De hecho, y volviendo a lo anterior, sería más ajustado a la realidad decir que tengo unos ojos que podrían recordar a los de un chino. Claro que a decir verdad, la luz en el cuarto de baño no es la más indicada, pues me estoy mirando al espejo casi en la penumbra. No me gusta verme a plena luz, que hace demasiado evidentes los estragos de la edad, sobre todo manchas y arrugas, las primeras distribuidas a su antojo por toda la superficie de la cara, y las segundas especialmente allí donde suelen ser la consecuencia más evidentes de los gestos. Es decir ojos y boca. Y la frente. De pelo no ando mal para mi edad, todo hay que decirlo, aunque ya no es lo que fue y ha perdido densidad y color.

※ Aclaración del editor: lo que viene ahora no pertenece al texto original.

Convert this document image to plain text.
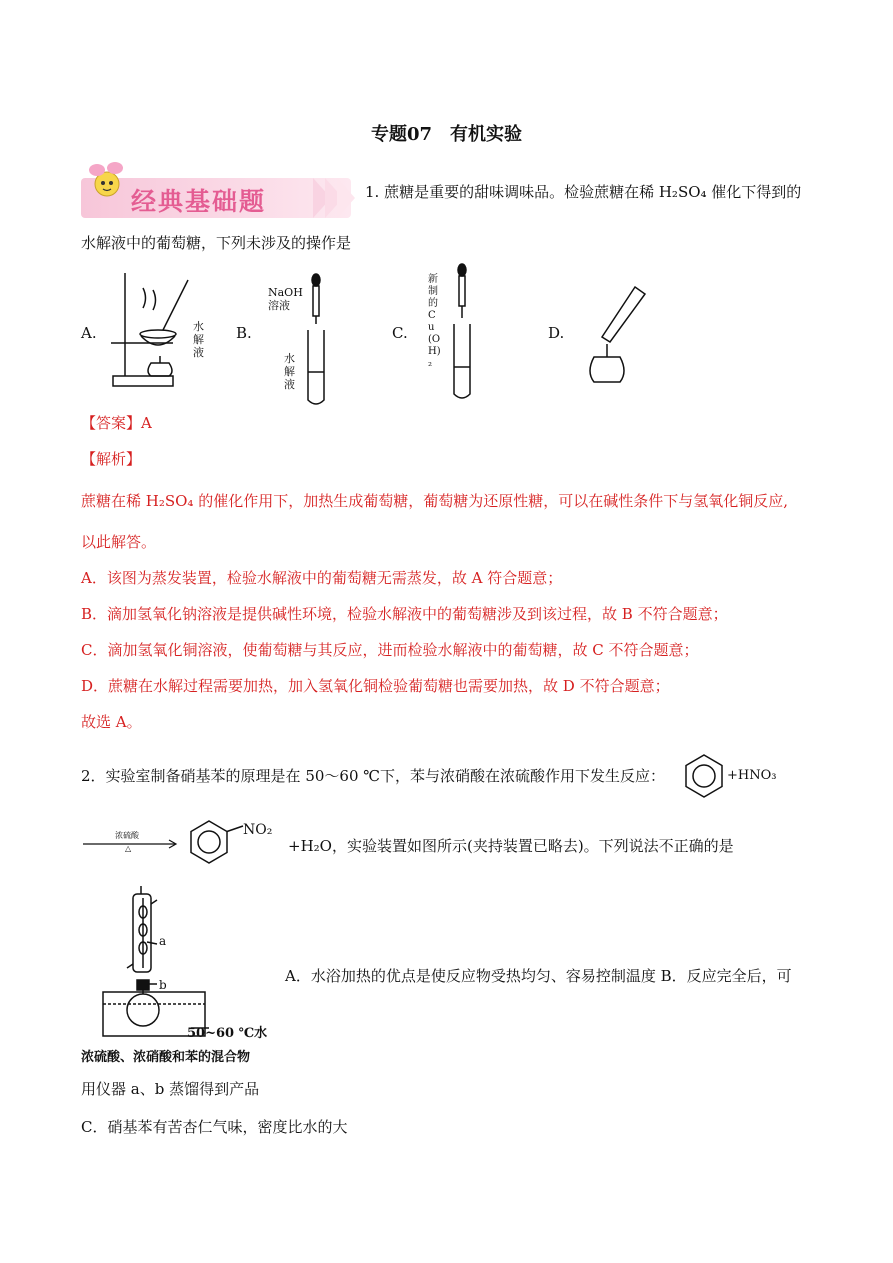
专题07　有机实验
经典基础题	1. 蔗糖是重要的甜味调味品。检验蔗糖在稀 H₂SO₄ 催化下得到的
水解液中的葡萄糖，下列未涉及的操作是
A.	B.	C.	D.
水解液
NaOH溶液
水解液
新制的Cu(OH)₂
【答案】A
【解析】
蔗糖在稀 H₂SO₄ 的催化作用下，加热生成葡萄糖，葡萄糖为还原性糖，可以在碱性条件下与氢氧化铜反应,
以此解答。
A．该图为蒸发装置，检验水解液中的葡萄糖无需蒸发，故 A 符合题意；
B．滴加氢氧化钠溶液是提供碱性环境，检验水解液中的葡萄糖涉及到该过程，故 B 不符合题意；
C．滴加氢氧化铜溶液，使葡萄糖与其反应，进而检验水解液中的葡萄糖，故 C 不符合题意；
D．蔗糖在水解过程需要加热，加入氢氧化铜检验葡萄糖也需要加热，故 D 不符合题意；
故选 A。
2．实验室制备硝基苯的原理是在 50～60 ℃下，苯与浓硝酸在浓硫酸作用下发生反应：	+HNO₃
浓硫酸
△
NO₂
+H₂O，实验装置如图所示(夹持装置已略去)。下列说法不正确的是
a
b
50~60 ℃水
浓硫酸、浓硝酸和苯的混合物
A．水浴加热的优点是使反应物受热均匀、容易控制温度 B．反应完全后，可
用仪器 a、b 蒸馏得到产品
C．硝基苯有苦杏仁气味，密度比水的大
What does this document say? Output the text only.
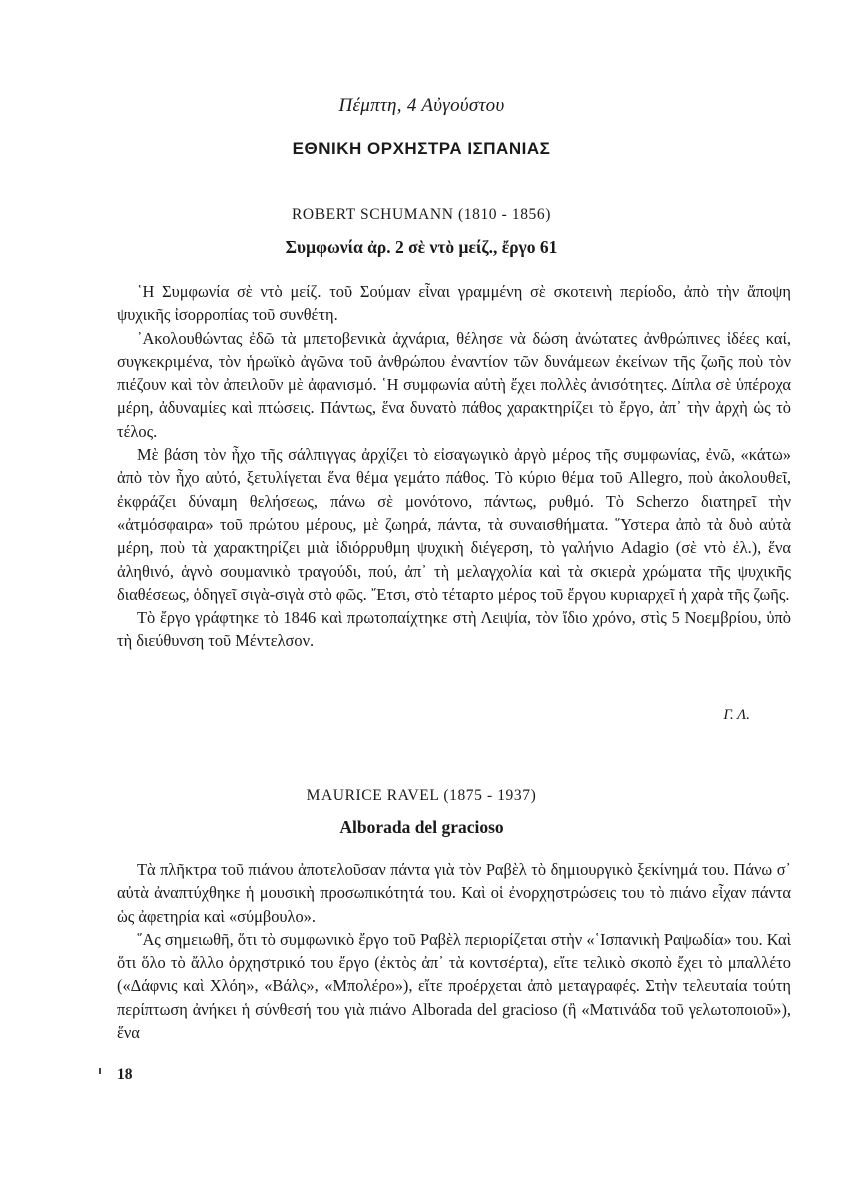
Πέμπτη, 4 Αὐγούστου
ΕΘΝΙΚΗ ΟΡΧΗΣΤΡΑ ΙΣΠΑΝΙΑΣ
ROBERT SCHUMANN (1810 - 1856)
Συμφωνία ἀρ. 2 σὲ ντὸ μείζ., ἔργο 61

῾Η Συμφωνία σὲ ντὸ μείζ. τοῦ Σούμαν εἶναι γραμμένη σὲ σκοτεινὴ περίοδο, ἀπὸ τὴν ἄποψη ψυχικῆς ἰσορροπίας τοῦ συνθέτη.

᾿Ακολουθώντας ἐδῶ τὰ μπετοβενικὰ ἀχνάρια, θέλησε νὰ δώση ἀνώτατες ἀνθρώπινες ἰδέες καί, συγκεκριμένα, τὸν ἡρωϊκὸ ἀγῶνα τοῦ ἀνθρώπου ἐναντίον τῶν δυνάμεων ἐκείνων τῆς ζωῆς ποὺ τὸν πιέζουν καὶ τὸν ἀπειλοῦν μὲ ἀφανισμό. ῾Η συμφωνία αὐτὴ ἔχει πολλὲς ἀνισότητες. Δίπλα σὲ ὑπέροχα μέρη, ἀδυναμίες καὶ πτώσεις. Πάντως, ἕνα δυνατὸ πάθος χαρακτηρίζει τὸ ἔργο, ἀπ᾿ τὴν ἀρχὴ ὡς τὸ τέλος.

Μὲ βάση τὸν ἦχο τῆς σάλπιγγας ἀρχίζει τὸ εἰσαγωγικὸ ἀργὸ μέρος τῆς συμφωνίας, ἐνῶ, «κάτω» ἀπὸ τὸν ἦχο αὐτό, ξετυλίγεται ἕνα θέμα γεμάτο πάθος. Τὸ κύριο θέμα τοῦ Allegro, ποὺ ἀκολουθεῖ, ἐκφράζει δύναμη θελήσεως, πάνω σὲ μονότονο, πάντως, ρυθμό. Τὸ Scherzo διατηρεῖ τὴν «ἀτμόσφαιρα» τοῦ πρώτου μέρους, μὲ ζωηρά, πάντα, τὰ συναισθήματα. ῞Υστερα ἀπὸ τὰ δυὸ αὐτὰ μέρη, ποὺ τὰ χαρακτηρίζει μιὰ ἰδιόρρυθμη ψυχικὴ διέγερση, τὸ γαλήνιο Adagio (σὲ ντὸ ἐλ.), ἕνα ἀληθινό, ἁγνὸ σουμανικὸ τραγούδι, πού, ἀπ᾿ τὴ μελαγχολία καὶ τὰ σκιερὰ χρώματα τῆς ψυχικῆς διαθέσεως, ὁδηγεῖ σιγὰ-σιγὰ στὸ φῶς. ῎Ετσι, στὸ τέταρτο μέρος τοῦ ἔργου κυριαρχεῖ ἡ χαρὰ τῆς ζωῆς.

Τὸ ἔργο γράφτηκε τὸ 1846 καὶ πρωτοπαίχτηκε στὴ Λειψία, τὸν ἴδιο χρόνο, στὶς 5 Νοεμβρίου, ὑπὸ τὴ διεύθυνση τοῦ Μέντελσον.

Γ. Λ.
MAURICE RAVEL (1875 - 1937)
Alborada del gracioso

Τὰ πλῆκτρα τοῦ πιάνου ἀποτελοῦσαν πάντα γιὰ τὸν Ραβὲλ τὸ δημιουργικὸ ξεκίνημά του. Πάνω σ᾿ αὐτὰ ἀναπτύχθηκε ἡ μουσικὴ προσωπικότητά του. Καὶ οἱ ἐνορχηστρώσεις του τὸ πιάνο εἶχαν πάντα ὡς ἀφετηρία καὶ «σύμβουλο».

῞Ας σημειωθῆ, ὅτι τὸ συμφωνικὸ ἔργο τοῦ Ραβὲλ περιορίζεται στὴν «῾Ισπανικὴ Ραψωδία» του. Καὶ ὅτι ὅλο τὸ ἄλλο ὀρχηστρικό του ἔργο (ἐκτὸς ἀπ᾿ τὰ κοντσέρτα), εἴτε τελικὸ σκοπὸ ἔχει τὸ μπαλλέτο («Δάφνις καὶ Χλόη», «Βάλς», «Μπολέρο»), εἴτε προέρχεται ἀπὸ μεταγραφές. Στὴν τελευταία τούτη περίπτωση ἀνήκει ἡ σύνθεσή του γιὰ πιάνο Alborada del gracioso (ἢ «Ματινάδα τοῦ γελωτοποιοῦ»), ἕνα

18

Por otro lado, con los años mis ojos también  han perdido color y sufrido una metamorfosis, que sin duda podrá ser estudiada desde el punto de vista riguroso de un oftalmólogo, pero que desde mi desconocimiento, solo puedo achacar a la proliferación desmedida de amaneceres y ocasos. Han adquirido una tonalidad translúcida que debe estar emparentada con su pérdida de eficacia, y que hace aconsejable el uso de gafas de sol además de las casi obligadas de vista cansada. No hace falta demasiada imaginación para suponer que unos botones podrían sustituirlos en un plazo bastante breve.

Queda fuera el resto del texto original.